FPGA are configurable processors and are mostly used when a highly customized solution is required to obtained good performances. To take advantage of these nodes, the user software must be ported or written specifically.
Large Memory module
Large memory nodes are similar to regular CPU nodes, but offering a larger RAM for particularly demanding workloads. Each large memory node is composed of 2 AMD Rome CPUs (64 core @ 2.6 GHz, 256HT cores total), has 4 TB of memory (4096 GB) and 1.92 TB of local storage. These nodes have access to both the InfiniBand and the ethernet network.
For some workloads, it is important to have larger than usual RAM to avoid spurious and costly disk accesses.

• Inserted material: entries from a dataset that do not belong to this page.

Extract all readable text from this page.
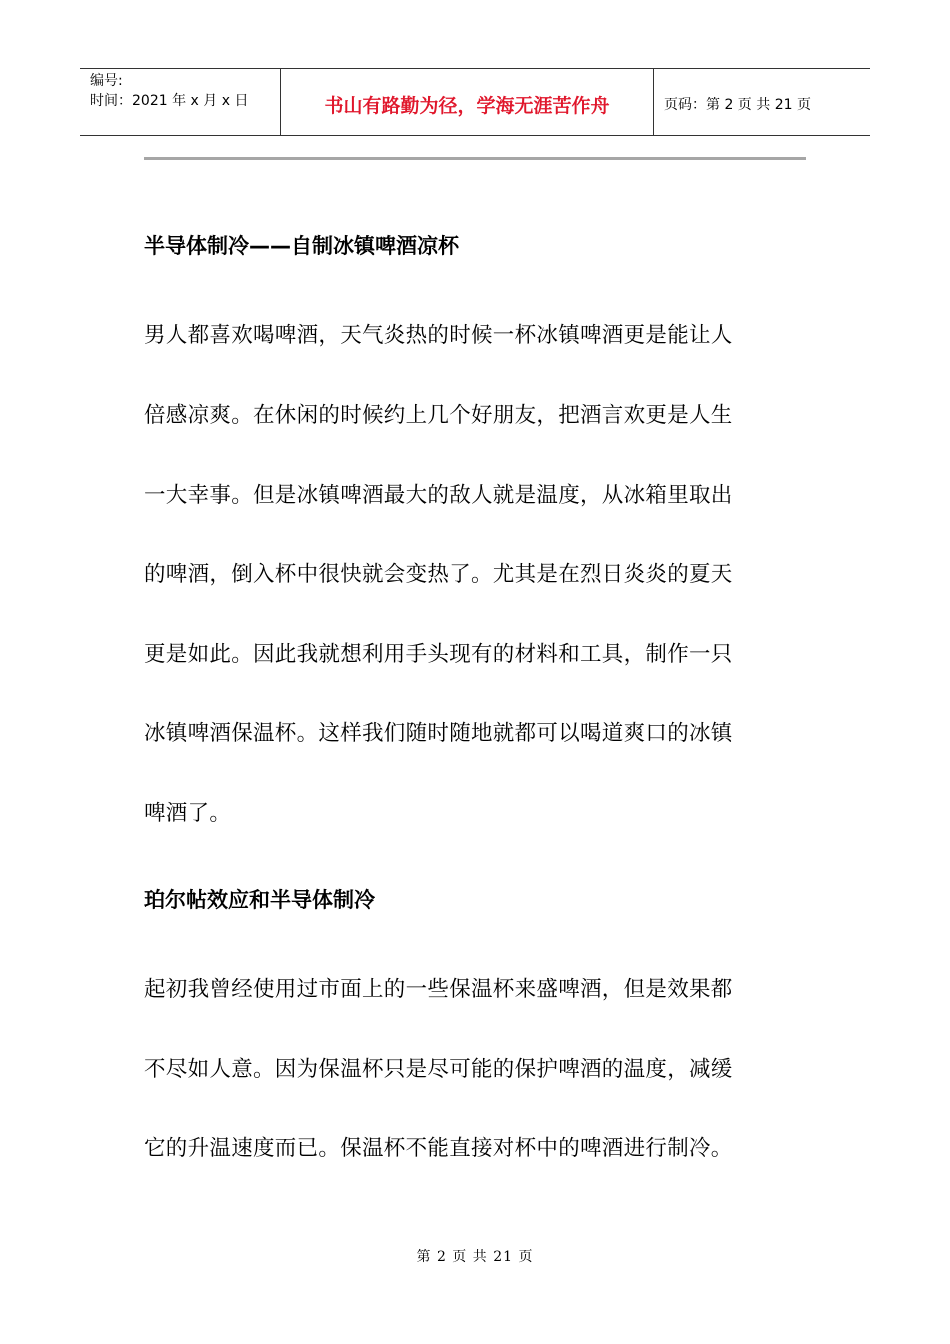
编号:
时间：2021 年 x 月 x 日	书山有路勤为径，学海无涯苦作舟	页码：第 2 页 共 21 页
半导体制冷——自制冰镇啤酒凉杯
男人都喜欢喝啤酒，天气炎热的时候一杯冰镇啤酒更是能让人
倍感凉爽。在休闲的时候约上几个好朋友，把酒言欢更是人生
一大幸事。但是冰镇啤酒最大的敌人就是温度，从冰箱里取出
的啤酒，倒入杯中很快就会变热了。尤其是在烈日炎炎的夏天
更是如此。因此我就想利用手头现有的材料和工具，制作一只
冰镇啤酒保温杯。这样我们随时随地就都可以喝道爽口的冰镇
啤酒了。
珀尔帖效应和半导体制冷
起初我曾经使用过市面上的一些保温杯来盛啤酒，但是效果都
不尽如人意。因为保温杯只是尽可能的保护啤酒的温度，减缓
它的升温速度而已。保温杯不能直接对杯中的啤酒进行制冷。
第 2 页 共 21 页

If the CPU nodes in the Cluster Module cannot accommodate a particular workload, e.g. an application cannot take advantage of distributed memory, Large Memory nodes may be required.
|Storage Tier||Data||Meta-Data||Net Capacity [PB]||Filesystem||IO Speed [GB/s]|
|Scratch (Tier1)||EXAScaler 400NVX||<-||0.6||Lustre||400|
|Project (Tier2)||EXAScaler 7990X||SFA400NVXE||12||Lustre||180|
|Backup (Tier3)||EXAScaler 7990X||SFA400NVXE||6.7||Lustre||30|
This data tier provides 0.5 PB of temporary Lustre storage and has a bandwidth over 400 GB/s. This storage can be used when a job needs some extra bandwidth to either read or write data. Projects can use it as a staging area. It is not meant to be used as permanent (project-length) storage, data should not be kept permanently there. Data should be moved back to the Project data tier and temporary files cleaned up regularly.
This data tier has over 12 PB of Lustre storage and throughput over 180 GB/s. This is the core storage for projects and user home directories. User home directories belong to a single user, while project directories are meant for sharing files across different users participating in the same project.
Data privacy and security
By default, only a user is allowed to see and manipulate the content of the corresponding home folder. Similarly, only users members of a project are allowed to see the content of the project folder(s). It is prohibited to modify the rights of these folders.
Backup & Archive
The Backup data tier provides over 6.7 PB of storage and is meant to provide redundancy of specific data in case of accidental removal or overwrites.
The Archive data tier provides 5 PB of tape-based storage. This archive system physically separate from the main MeluXina compute and storage Modules.
The tape archive is intended for long-term retention of important data, as part of data backup workflows (i.e. not meant as storage for data in use by computing workflows).
Project owners and project managers may request data to be backed up on the Backup or Archive tiers for the duration of their projects.